For accounting purposes, such transactions are recorded as financings, not sales, and the assets that are shifted, often overnight, remain on the balance sheet of the bank doing the borrowing. Lehman, however, valued its repo assets at 105 percent or more of the cash it received, and on that basis recorded its “repo 105’s” as sales?moving bad debts off of its balance sheet just long enough to doctor its quarterly financial reports.
According to the examiner, Lehman by such means shed $39 billion from its balance sheet at the end of the fourth quarter of 2007, $49 billion in the first quarter of 2008, and $50 billion in the second quarter.
The accounting scam was so smelly that Lehman was unable to find a US law firm that would sign off on its legality. In the end, it retained a British firm that sanctioned the maneuver as legitimate under British law. Lehman had to conduct its “Repo 105” operations through its London-based branch and shift funds from the US to Europe to carry out the deals.

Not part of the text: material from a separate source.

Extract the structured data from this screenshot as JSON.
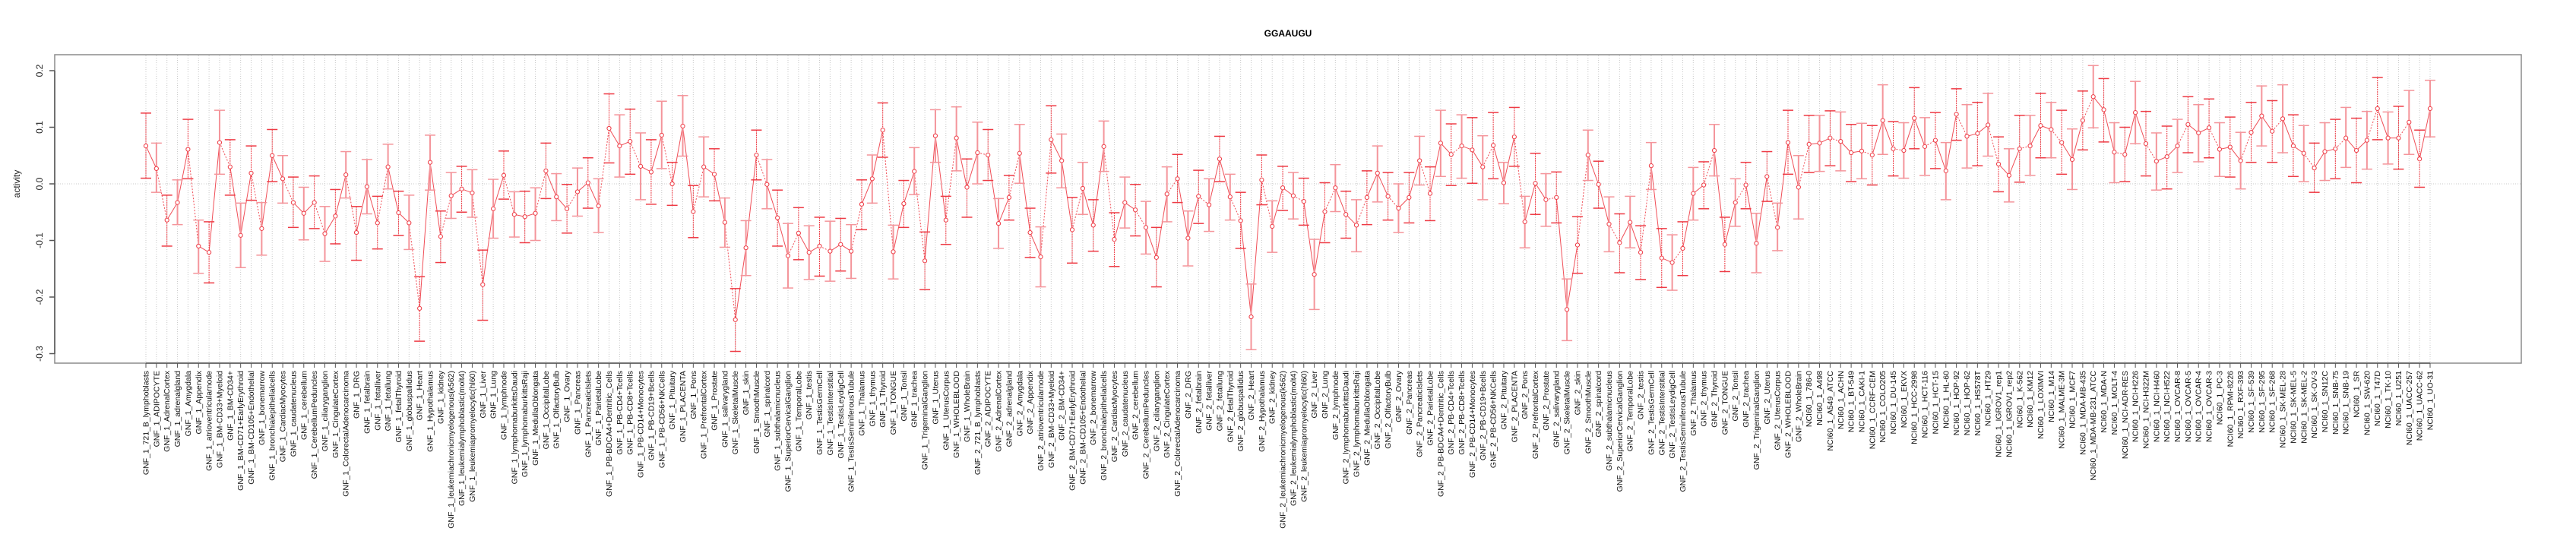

Valukas asserts that CEO Richard S. Fuld Jr. and three chief financial officers knew of and approved the shady transactions, and the bank’s auditor, accounting firm Ernst & Young, covered up for the executives. The examiner concludes that the four executives breached their “fiduciary duty” to Lehman’s shareholders and board of directors, and adds that there is “sufficient evidence” to support a legal claim that Fuld was “at least grossly negligent.”